Digital. Nomad. Deux mots qui en font rêver plus d’un. Aujourd’hui, avec un ordinateur et une bonne connexion… à nous la liberté ! Travailler dans un bar tendance, sur une plage paradisiaque, ou depuis une piste de ski : le travail n’a plus de frontières. Mais l’administration, oui. Focus sur les visas pour nomades digitaux.

Un vide juridique à combler

De plus en plus nombreux, les travailleurs qui peuvent emportent leur travail partout avec eux s’installent principalement, selon ETIAS (portail dédié aux questions relatives aux exigences pour entrer dans l’Union européenne) dans les pays offrant :

  • un coût de la vie faible
  • une bonne connectivité
  • une certaine qualité de vie (climat agréable, nature, mer, selon les envies de chacun)

Ces pays, en tête desquels on retrouve l’Espagne, la République tchèque et la Géorgie, ont saisi le potentiel de croissance économique que ces télétravailleurs apportent avec eux, et tentent donc de s’adapter pour les attirer, notamment en effaçant le flou juridique qui règne autour de leur statut.  « Les visas pour nomades digitaux permettent de combler un vide juridique pour lestélétravailleurs qui souhaitent passer de courtes ou de longues périodes à travailler à l’étranger de manière indépendante. », précise ETIAS.

En effet, les nomades digitaux ne peuvent pas demander de visa de travail, car cela nécessite souvent d’avoir un contrat avec une entreprise locale. Ce qui n’est en général pas le cas de ces talents, qui partent travailler sous d’autres tropiques en étant sous contrat avec une (ou plusieurs) entreprise de leur pays de provenance. Ils peuvent éventuellement se contenter d’un visa touristique, à condition que leur envie de dépaysement n’excède pas la durée prévue par celui-ci, généralement 3 mois.

Alors, s’ils souhaitent rester plus longtemps, comment faire ? C’est ici que le visa pour nomade digital intervient.

Le visa pour nomade digital en détail

Chaque pays fixe ses propres règles concernant ces visas. Délivrés généralement pour une durée d’un an ou plus, ils peuvent être obtenus en ligne ou nécessiter de s’adresser à une ambassade ou un consulat.

Dans la plupart des cas les demandeurs doivent :

  • prouver qu’ils travaillent à distance,
  • apporter la preuve de ressources financières suffisantes pour couvrir leur séjour,
  • être éligible à l’octroi du visa.
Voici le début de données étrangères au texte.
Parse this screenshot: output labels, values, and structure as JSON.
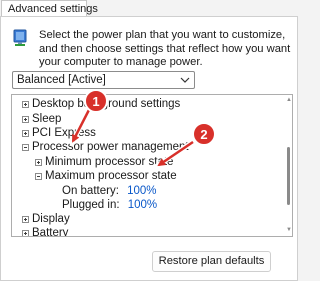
{
  "dialog": {
    "tab_label": "Advanced settings",
    "description": "Select the power plan that you want to customize, and then choose settings that reflect how you want your computer to manage power.",
    "plan_select": {
      "value": "Balanced [Active]"
    },
    "restore_button_label": "Restore plan defaults"
  },
  "tree": {
    "items": [
      {
        "label": "Desktop background settings",
        "expander": "plus"
      },
      {
        "label": "Sleep",
        "expander": "plus"
      },
      {
        "label": "PCI Express",
        "expander": "plus"
      },
      {
        "label": "Processor power management",
        "expander": "minus"
      },
      {
        "label": "Minimum processor state",
        "expander": "plus"
      },
      {
        "label": "Maximum processor state",
        "expander": "minus"
      },
      {
        "label": "On battery:",
        "value": "100%"
      },
      {
        "label": "Plugged in:",
        "value": "100%"
      },
      {
        "label": "Display",
        "expander": "plus"
      },
      {
        "label": "Battery",
        "expander": "plus"
      }
    ]
  },
  "annotations": [
    {
      "number": "1"
    },
    {
      "number": "2"
    }
  ],
  "colors": {
    "link_value": "#0a58c9",
    "annotation": "#d8302a",
    "annotation_outline": "#ffffff"
  }
}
Cette éligibilité dépend de plusieurs facteurs, parmi lesquels la nationalité du demandeur et le fait qu’il ne soit pas considéré comme une menace pour la sécurité ou la situation sanitaire du pays de destination.

Bien entendu, ces visas ne sont pas nécessaires pour les travailleurs qui se déplacent au sein de l’Espace économique européen.

L’Espagne entre dans la course

L’Espagne est en train de mettre en place des visas pour nomades digitaux qui travaillent à distance pour des entreprises situées hors d’Espagne et qui tirent au maximum 20 % de leurs revenus d’entreprises espagnoles. Ce visa, valable pour un an et renouvelable jusqu’à 5 ans, offre des allégements fiscaux et la possibilité de faire venir conjoint et enfants.

L’Espagne rejoint ainsi une quinzaine de pays européens proposant déjà ce type de visa1, mais aussi des pays d’autres continents, afin de se rendre encore plus attrayante, elle qui offre déjà une des vitesses de connexion les plus rapides d’Europe, une excellente couverture 4G, mais aussi un coût de la vie faible et une météo clémente.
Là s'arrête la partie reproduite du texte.